Procrastination. . .

Dec 31, 2011 23:11

I just read something that really resonated with me.  I wanted to post some excerpts that I strongly identified with, just to record them somewhere.

. . .
sccccrrrrrr, goes the velcro on my binder each morning. sccccrrrrrr goes my brain as I put it on, desperately wishing I didn’t have to wear it, feeling the uncomfortable, yet comforting, tightness as it flattens my silhouette. I have to wear it because I’d feel naked without it, I’d be so self-conscious to the point that the feeling of everyone staring at my chest would consume my thoughts. So I put it on, everyday, just I’ve been doing for a year and a half now. A binder is that, binding - like a contractual agreement between you and your chest. You’ve made it look good once, you can’t ever go back. (1) The confidence I exude when wearing it, is just as easily is deflated when not. It allows me to walk out the door, and no longer look down at my chest wondering if anyone is noticing that (dare I say it) something is there.
. . .
However healing a binder might seem, it is actually quite painful. It’s painful to wear - as I sit it clenches my ribs, since it knows not to only compress my chest, it compresses chest, back, sides, everything. The more I wear it the more it hurts. That ever-present backache will follow me around as long as I wear a binder. And the long term effects of this are plain obvious. Note that I’m not saying it’s excruciatingly agonizing - I’ve always maintained comfort over looks - but wearing a binder is not a walk in the park. It’s not something you put on and forget about. It’s a constant reminder that I’m not free. That from now on I am forever bound to it. It’s a constant reminder of why I wear a binder in the first place - bluntly, to get a flat looking chest. (2)
. . .
I’ve always wanted a flat chest. When I had one, I cherished it, as I knew it was to be a temporal joy. When I came close to losing it, my chest pounded with the impending doom. Then it grew, and all hope was lost. (3) How could I have known ten years ago that people actually went and got rid of these things, for no other reason than that they never wanted them?
. . .

1,2- There's a lot to unpack in the first; I feel the "you’ve made it look good once, you can’t ever go back," but that's in direct conflict with something more complex.  Which brings me to the second: this is exactly how I feel about binders and bras.  They constantly and equally remind me that something is wrong with my chest that needs to be fixed, one way or another.  I feel more comfortable with my appearance when binding, but I feel more comfortable with myself when there's nothing around my chest at all.  The problem is that binding breaks down tissue, and feeling skin-on-skin triggers dysphoria in its own right.  I'm not certain I experience this because I bind enough to cause tissue damage or because my chest naturally changes size/elasticity throughout the month, but I definitely don't want to do anything to make it worse, because then I'd be even more dependent on some external thing (the binder, in this case) to able to function.  I hate that the most comfortable way for me to present myself is inherently at odds with another sense of comfort with my body.

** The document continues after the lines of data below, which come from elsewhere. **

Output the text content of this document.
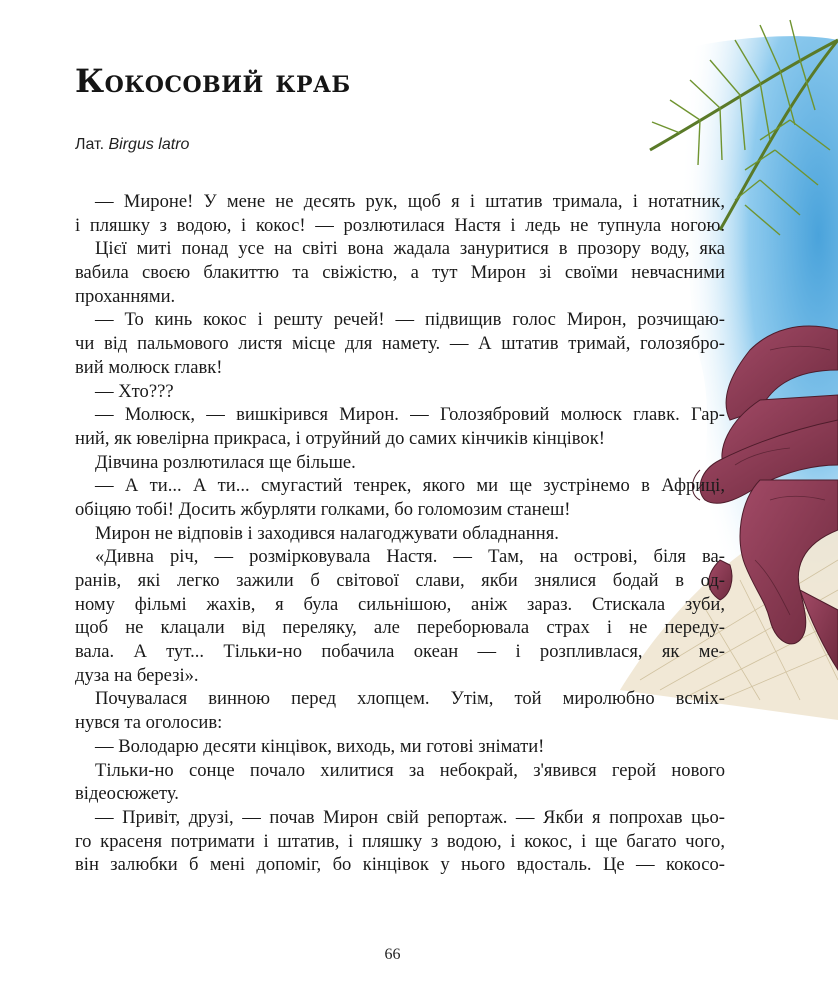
Кокосовий краб
Лат. Birgus latro
— Мироне! У мене не десять рук, щоб я і штатив тримала, і нотатник,
і пляшку з водою, і кокос! — розлютилася Настя і ледь не тупнула ногою.
Цієї миті понад усе на світі вона жадала зануритися в прозору воду, яка
вабила своєю блакиттю та свіжістю, а тут Мирон зі своїми невчасними
проханнями.
— То кинь кокос і решту речей! — підвищив голос Мирон, розчищаю-
чи від пальмового листя місце для намету. — А штатив тримай, голозябро-
вий молюск главк!
— Хто???
— Молюск, — вишкірився Мирон. — Голозябровий молюск главк. Гар-
ний, як ювелірна прикраса, і отруйний до самих кінчиків кінцівок!
Дівчина розлютилася ще більше.
— А ти... А ти... смугастий тенрек, якого ми ще зустрінемо в Африці,
обіцяю тобі! Досить жбурляти голками, бо голомозим станеш!
Мирон не відповів і заходився налагоджувати обладнання.
«Дивна річ, — розмірковувала Настя. — Там, на острові, біля ва-
ранів, які легко зажили б світової слави, якби знялися бодай в од-
ному фільмі жахів, я була сильнішою, аніж зараз. Стискала зуби,
щоб не клацали від переляку, але переборювала страх і не переду-
вала. А тут... Тільки-но побачила океан — і розпливлася, як ме-
дуза на березі».
Почувалася винною перед хлопцем. Утім, той миролюбно всміх-
нувся та оголосив:
— Володарю десяти кінцівок, виходь, ми готові знімати!
Тільки-но сонце почало хилитися за небокрай, з'явився герой нового
відеосюжету.
— Привіт, друзі, — почав Мирон свій репортаж. — Якби я попрохав цьо-
го красеня потримати і штатив, і пляшку з водою, і кокос, і ще багато чого,
він залюбки б мені допоміг, бо кінцівок у нього вдосталь. Це — кокосо-
66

3- Oh, I remember that time.  I attended a small private school until seventh grade, and out of the forty students in my fifth grade class, only five were female (but every other grade in the school was gender balanced).  One day in the after-school program I was in with three of the girls, the two who had already hit puberty decided it was their duty to sit down with the other two of us and tell us what to expect.  While I appreciated that they wanted to give us some warning about changes they'd experienced without that courtesy, I was completely horrified.  I hadn't realized until then how little time I had left to be a boy.  Even though I'd always hated sports, I developed a sudden interest in all of them because I knew I only had a couple years left before I wouldn't be able to do it at all.  In sixth grade, I even won an award from the phys. ed. department for "most improvement," which elicited laughter at the awards ceremony.  I really feel I took advantage of all the time I had between then and puberty, but I still desperately wish I'd had longer.  I started wearing training bras early on because we had to change in a locker room for gym class, and I didn't want to be the only kid not wearing one.  Because of that, I didn't really notice when my chest started growing.  I guess for me the point when all hope was lost was when I was thirteen and my mom told me that my sports bras were too small and wanted me to wear real ones.

*sigh*  That ended up being more depressing than I'd hoped.  Anyway, back to proofreading my personal statements.  Happy New Year to anyone who's reading this!